The first time I ever saw a plane I was six – dad and I were dropping my mom off at the airport, cause she was going to work abroad. I don’t have many memories of the time I was six before we moved but I still remember how huge the flight my mom took looked to me. I remember marvelling at the sheer size of the plane, it looked like it could fit more than a thousand six-year-old Nias and I wondered just how such a huge thing was going to go into the air and stay up there (I still don’t know how they do that till today, tbh).

It would be another six years before I took a plane myself for the first time. By then I was twelve and was a little less enamoured by the size of planes. Sometime in those six years, I’d grown older and the planes had gotten smaller. I was quite disappointed at how non-amazing the inside was – I was imagining something on the lines of a luxury cruise – basically a holiday in the air. (I believed they gave free books on the plane to read – actual novels – imagine my crushing disappointment when all they handed out was activity books for the kids).

Over the past year, I’ve felt that particular tinge of disappointment several times. You know, when you build up something so much in your head, expecting it to be absolutely amazing and life-changing and what-not but in reality, it’s just something else you add to your experience and it’s nice but nothing ground-breaking as such. It’s quite a disappointment, because you only get to do something for the first time once.

When I left home for higher studies, I had too many expectations of what a year abroad would entail. And yeah, it’s been a life-altering, life-changing year and what not for sure, but it’s sad because it took me like two days to get used to it and then it was mundane, absolutely not a big deal to me anymore. The part of me that was excited for new experiences and cities and everything in between died so quickly, I wondered if it was ever alive.

Yesterday as I stood ‘crushed’ during London’s peak hour in the tube, it didn’t seem any different than being properly crushed in the Mumbai local’s peak hours. The only difference was that there were fewer people in the former, but the blazing heat, the indifference of the people united in those thirty minutes in their want to get home quickly, the chatter of those who still had some energy left was all very familiar to me.

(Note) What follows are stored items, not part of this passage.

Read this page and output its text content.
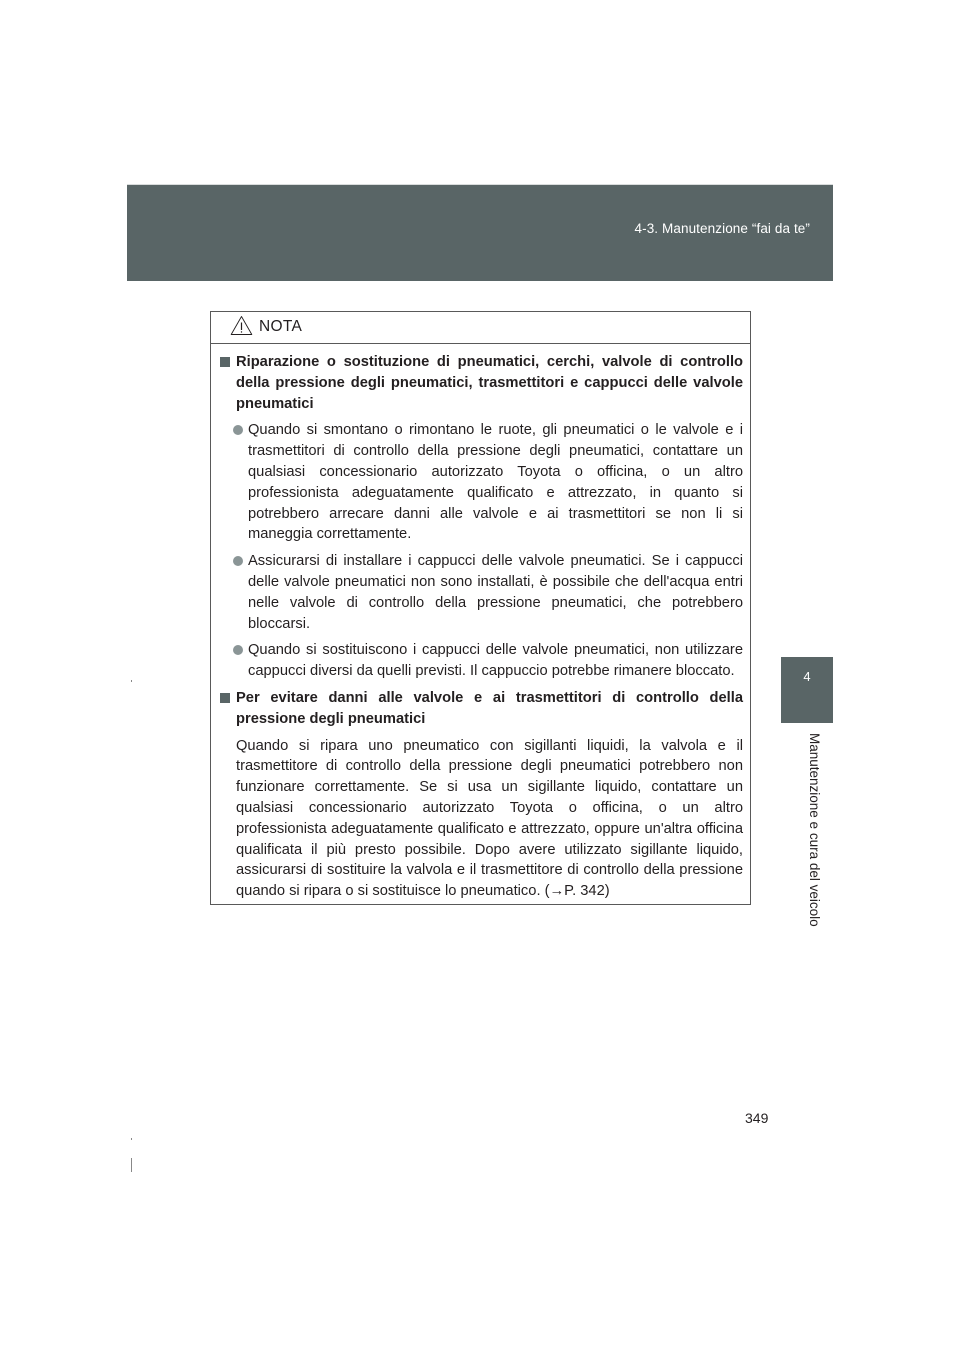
4-3. Manutenzione “fai da te”
4
Manutenzione e cura del veicolo
NOTA
Riparazione o sostituzione di pneumatici, cerchi, valvole di controllo della pressione degli pneumatici, trasmettitori e cappucci delle valvole pneumatici
Quando si smontano o rimontano le ruote, gli pneumatici o le valvole e i trasmettitori di controllo della pressione degli pneumatici, contattare un qualsiasi concessionario autorizzato Toyota o officina, o un altro professionista adeguatamente qualificato e attrezzato, in quanto si potrebbero arrecare danni alle valvole e ai trasmettitori se non li si maneggia correttamente.
Assicurarsi di installare i cappucci delle valvole pneumatici. Se i cappucci delle valvole pneumatici non sono installati, è possibile che dell'acqua entri nelle valvole di controllo della pressione pneumatici, che potrebbero bloccarsi.
Quando si sostituiscono i cappucci delle valvole pneumatici, non utilizzare cappucci diversi da quelli previsti. Il cappuccio potrebbe rimanere bloccato.
Per evitare danni alle valvole e ai trasmettitori di controllo della pressione degli pneumatici
Quando si ripara uno pneumatico con sigillanti liquidi, la valvola e il trasmettitore di controllo della pressione degli pneumatici potrebbero non funzionare correttamente. Se si usa un sigillante liquido, contattare un qualsiasi concessionario autorizzato Toyota o officina, o un altro professionista adeguatamente qualificato e attrezzato, oppure un'altra officina qualificata il più presto possibile. Dopo avere utilizzato sigillante liquido, assicurarsi di sostituire la valvola e il trasmettitore di controllo della pressione quando si ripara o si sostituisce lo pneumatico. (→P. 342)
349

I think it’s quite a pity how quickly humans adapt and how soon the ‘new’ becomes the daily. Something we’ve wanted to do for years and years becomes yet another thing we’re accustomed to in a couple days. Sure, the fascination remains and from time-to-time I still pause and wonder how I’m in the country I only read about in Enid Blyton books, eyes still sparkling with wonder before I remember I have to do a grocery run and the moment ends.

But I also believe the quick and easy familiarity with new experiences and places and people allows us to make more wishes, to want for more experiences, and that insatiable desire to explore and that curiosity simply gets transferred into a new goal. Cause even though twenty-one-year-old Nia has been on enough planes now that she can go do the whole process in her sleep, I still enjoy the little thump of my heart when the plane leaves the runway and when it lands with a jerk and a half. It’s also a good time to observe the first-time fliers – especially the kids who see the plane fly through cotton-candy clouds for the first time, their minds blown and the first seed of “wow this is amazing, I want to see it again, I want to do it again” planted within them. Because being familiar with something allows you that privilege, you get to see how other humans bond in those moments where you think, yeah, that’s why we continue to exist in this miserable world – for those few seconds where we’re part of something more than our individual selves.


This disjointed ramble about flights, first-time experiences and the settling in of familiarity in an unfamiliar space is brought you by the lack of Wi-Fi in the airport I’m currently in, co-sponsored by the deep, horrifying realization that the time for my safety blanket to come off is alarmingly close and that soon I’ll have the scary bit of new experiences at my door again and then you can find me complaining about how nothing is familiar anymore and how much of a pain settling into something unknown can be.